Die extreme lichtvoetigheid heeft wel als bijwerking dat de M XR boven de pakweg 160 km/u wat aan stabiliteit inboet, z’n indrukwekkende vleugelpartijen links en rechts ten spijt. Zeker wanneer je de gaskraan opendraait en de verschroeiende accelaratie zijn werk laat doen, wordt de voorkant best zoekerig. Dat kun je wat temperen door de stuurdemper een paar klikjes strakker te zetten, maar dat gaat natuurlijk weer ten koste van vlot sturen bij lage snelheden. Even zoeken naar het juiste compromis dus. Op remvlak is er van compromissen geen sprake. De M remmen (Nissin) zijn exact die van de M 1000 RR en dan weet je dat je aan één, maximaal twee vingerkootjes wel genoeg hebt om het geweld te beteugelen. Qua fingerspitzengefühl zijn het geen Brembo Stylema’s, die communiceren zuiverder, maar de remkracht is verbluffend.
Conclusie Of het nog ergens op slaat, zo’n M 1000 XR? Dat is maar hoe je het bekijkt.
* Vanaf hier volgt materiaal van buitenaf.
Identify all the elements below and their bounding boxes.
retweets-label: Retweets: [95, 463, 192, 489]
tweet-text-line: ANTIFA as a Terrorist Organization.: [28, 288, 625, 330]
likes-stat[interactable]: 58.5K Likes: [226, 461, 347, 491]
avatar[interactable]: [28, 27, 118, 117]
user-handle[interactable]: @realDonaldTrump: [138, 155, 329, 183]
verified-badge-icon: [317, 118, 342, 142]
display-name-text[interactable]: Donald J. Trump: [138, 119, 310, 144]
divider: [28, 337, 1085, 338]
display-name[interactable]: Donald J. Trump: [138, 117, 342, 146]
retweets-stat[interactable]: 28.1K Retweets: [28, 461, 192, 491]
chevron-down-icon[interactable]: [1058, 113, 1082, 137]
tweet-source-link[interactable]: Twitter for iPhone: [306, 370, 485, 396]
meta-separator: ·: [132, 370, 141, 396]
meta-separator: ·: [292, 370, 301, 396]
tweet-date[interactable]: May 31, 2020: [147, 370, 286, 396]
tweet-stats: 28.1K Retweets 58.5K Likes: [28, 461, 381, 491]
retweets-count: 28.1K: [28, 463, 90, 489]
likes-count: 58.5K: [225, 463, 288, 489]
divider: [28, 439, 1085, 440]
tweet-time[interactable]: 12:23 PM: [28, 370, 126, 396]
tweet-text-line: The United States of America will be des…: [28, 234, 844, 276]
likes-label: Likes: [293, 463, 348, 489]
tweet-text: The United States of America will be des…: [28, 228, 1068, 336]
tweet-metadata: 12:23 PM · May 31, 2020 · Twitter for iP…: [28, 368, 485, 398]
Is haast en spoed niet meteen je ding en verwacht je van een crossover enige mate van praktische inzetbaarheid, dan niet. Ben je een laagvlieger en wil je na die superbike of hypernaked nu eens een keer écht indruk maken, dan wel degelijk. De M 1000 XR is een beetje een hypernaked, crossover en superbike in één. Het beste van drie werelden.
Relatief comfortabel (maar met rugzak) naar de Alpen knallen, ter plekke een knoop in je balhoofd sturen zoals je op een naked zou doen en vervolgens doorsteken naar Mugello voor een trackday met je maten, waarbij ik je nu al op een briefje geef dat je in alle drie de gevallen absoluut geen modderfiguur zult slaan. Los van de trillingen en de stabiliteit op hoge snelheid is de M 1000 XR een zeldzaam sensationele tweewieler, en het siert BMW dat ze tijdens het ontwikkelingsproces van deze superbike op hoge hakken niet zijn gestruikeld over het immer op de loer liggende compromis. Hulde.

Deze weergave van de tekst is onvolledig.